In early January 2026, Vehicle A exited Kazakhstan into Uzbekistan with a load of 30 head of cattle. However, Kazakhstan's databases record that this same vehicle left the territory of the Republic of Kazakhstan back in late November 2025 - exiting back into Russia through a different checkpoint. Meanwhile, there is absolutely no record of the truck re-entering Kazakhstan. 

This means that a vehicle that left the country a month ago suddenly materialises on the border with Uzbekistan without a single record of crossing the Russian-Kazakh border.

An even stranger situation involves Vehicle B. This truck was registered at one of the internal checkpoints three times within a single day — 23 December 2025. Meanwhile, the number of animals transported changes from one registration to the next: 24 head, then 29, then 29 again.

It is physically impossible to make three trips across the border in one day with a constantly changing load, especially considering the distances between checkpoints.
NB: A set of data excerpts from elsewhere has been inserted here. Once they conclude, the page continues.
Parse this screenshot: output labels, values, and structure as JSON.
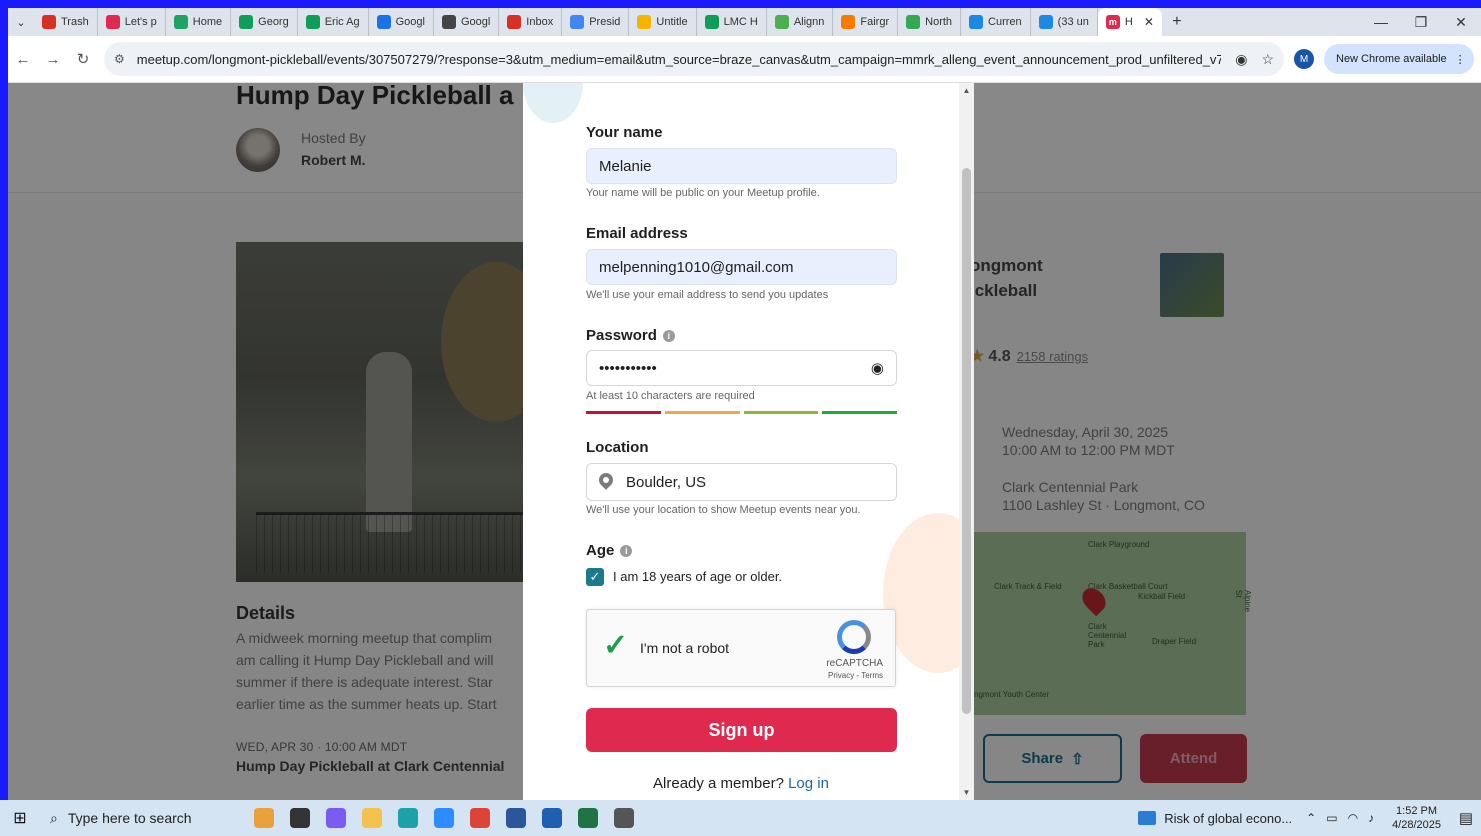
{
  "browser": {
    "tabs": [
      {
        "label": "Trash",
        "icon": "gmail-icon",
        "color": "#d93025"
      },
      {
        "label": "Let's p",
        "icon": "meetup-icon",
        "color": "#e0294e"
      },
      {
        "label": "Home",
        "icon": "drive-icon",
        "color": "#1ea362"
      },
      {
        "label": "Georg",
        "icon": "sheets-icon",
        "color": "#0f9d58"
      },
      {
        "label": "Eric Ag",
        "icon": "sheets-icon",
        "color": "#0f9d58"
      },
      {
        "label": "Googl",
        "icon": "calendar-icon",
        "color": "#1a73e8"
      },
      {
        "label": "Googl",
        "icon": "chrome-icon",
        "color": "#444444"
      },
      {
        "label": "Inbox",
        "icon": "gmail-icon",
        "color": "#d93025"
      },
      {
        "label": "Presid",
        "icon": "docs-icon",
        "color": "#4285f4"
      },
      {
        "label": "Untitle",
        "icon": "slides-icon",
        "color": "#f4b400"
      },
      {
        "label": "LMC H",
        "icon": "sheets-icon",
        "color": "#0f9d58"
      },
      {
        "label": "Alignn",
        "icon": "align-icon",
        "color": "#4caf50"
      },
      {
        "label": "Fairgr",
        "icon": "fairground-icon",
        "color": "#f57c00"
      },
      {
        "label": "North",
        "icon": "maps-icon",
        "color": "#34a853"
      },
      {
        "label": "Curren",
        "icon": "globe-icon",
        "color": "#1e88e5"
      },
      {
        "label": "(33 un",
        "icon": "globe-icon",
        "color": "#1e88e5"
      }
    ],
    "active_tab": {
      "label": "H",
      "icon": "meetup-icon",
      "color": "#e0294e"
    },
    "new_tab": "+",
    "url": "meetup.com/longmont-pickleball/events/307507279/?response=3&utm_medium=email&utm_source=braze_canvas&utm_campaign=mmrk_alleng_event_announcement_prod_unfiltered_v7_...",
    "profile_initial": "M",
    "update_label": "New Chrome available"
  },
  "event": {
    "title": "Hump Day Pickleball a",
    "hosted_by_label": "Hosted By",
    "host_name": "Robert M.",
    "details_title": "Details",
    "details_lines": [
      "A midweek morning meetup that complim",
      "am calling it Hump Day Pickleball and will",
      "summer if there is adequate interest. Star",
      "earlier time as the summer heats up. Start"
    ],
    "date_line": "WED, APR 30 · 10:00 AM MDT",
    "link_line": "Hump Day Pickleball at Clark Centennial",
    "group_name_line1": "ongmont",
    "group_name_line2": "ickleball",
    "rating_value": "4.8",
    "rating_count": "2158 ratings",
    "when_line1": "Wednesday, April 30, 2025",
    "when_line2": "10:00 AM to 12:00 PM MDT",
    "where_line1": "Clark Centennial Park",
    "where_line2": "1100 Lashley St · Longmont, CO",
    "map_labels": [
      "Clark Playground",
      "Clark Track & Field",
      "Clark Basketball Court",
      "Kickball Field",
      "Clark Centennial Park",
      "Draper Field",
      "Alpine St",
      "ngmont Youth Center"
    ],
    "share_label": "Share",
    "attend_label": "Attend"
  },
  "form": {
    "name_label": "Your name",
    "name_value": "Melanie",
    "name_help": "Your name will be public on your Meetup profile.",
    "email_label": "Email address",
    "email_value": "melpenning1010@gmail.com",
    "email_help": "We'll use your email address to send you updates",
    "password_label": "Password",
    "password_value": "•••••••••••",
    "password_help": "At least 10 characters are required",
    "strength_colors": [
      "#c8102e",
      "#f0a84a",
      "#8db83a",
      "#1faa3c"
    ],
    "location_label": "Location",
    "location_value": "Boulder, US",
    "location_help": "We'll use your location to show Meetup events near you.",
    "age_label": "Age",
    "age_checkbox_label": "I am 18 years of age or older.",
    "age_checked": true,
    "captcha_label": "I'm not a robot",
    "captcha_brand": "reCAPTCHA",
    "captcha_terms": "Privacy - Terms",
    "signup_label": "Sign up",
    "already_member": "Already a member?",
    "login_label": "Log in"
  },
  "taskbar": {
    "search_placeholder": "Type here to search",
    "news_text": "Risk of global econo...",
    "time": "1:52 PM",
    "date": "4/28/2025",
    "apps": [
      {
        "name": "gift-app-icon",
        "color": "#e9a23b"
      },
      {
        "name": "task-view-icon",
        "color": "#333333"
      },
      {
        "name": "copilot-icon",
        "color": "#7b5cf0"
      },
      {
        "name": "file-explorer-icon",
        "color": "#f2c14e"
      },
      {
        "name": "edge-icon",
        "color": "#1ba1a8"
      },
      {
        "name": "zoom-icon",
        "color": "#2d8cff"
      },
      {
        "name": "chrome-icon",
        "color": "#db4437"
      },
      {
        "name": "word-icon",
        "color": "#2b579a"
      },
      {
        "name": "whiteboard-icon",
        "color": "#1e5fb4"
      },
      {
        "name": "excel-icon",
        "color": "#217346"
      },
      {
        "name": "calculator-icon",
        "color": "#555555"
      }
    ]
  }
}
Moreover, two weeks earlier, the same vehicle had already left Kazakhstan, exiting into Russia through a completely different checkpoint. And again — not a single record of its return.

Here is another example: Vehicle C was en route from the internal checkpoint of Sharbakty (Pavlodar region) to the border checkpoint of B. Konysbayev for 26 days. For comparison: the usual transport time for live cattle over such a distance is no more than two or three days, considering the need to feed and rest the animals. 

And if the journey really took almost a month, where exactly were the animals all this time and was the cargo substituted along the way? And again the same problem: there is not a single record of how this vehicle ended up in Sharbakty at all; data on entry into Kazakhstan is absent.

ANALYSIS AND INTERPRETATION

The totality of the identified discrepancies — the absence of entry data into Kazakhstan, chronological inconsistencies, vehicles "materialising" at the border, and physically impossible routes — suggests that in a significant number of cases, the livestock is, in fact, not imported from Russia

In all likelihood, the animals are already on the territory of Kazakhstan, and the Russian export declarations are used as a tool to legalise their origin and grant the cargo the formal status of being "Russian".

Under such a scheme, Kazakh livestock can be sold on external markets as Russian, which facilitates bypassing restrictions, simplifies veterinary and customs control, and redistributes income among the participants in the chain. This is precisely what explains the systemic absence of traces of real transit in the presence of correctly filed declarations and recorded exits to third countries.

The scale of the operations, their regularity, and the involvement of several state accounting systems almost entirely rule out the version of random glitches or "oversight". Given such volumes, the scheme could hardly have functioned without at least tacit complicity.

And if tens of thousands of head of cattle have been "lost" in accounting systems for years, while declarations continue to be filed routinely, has no one noticed that a cargo declared as Russian may physically never leave Kazakhstan? And if someone has noticed, why has this still not become grounds for an official investigation?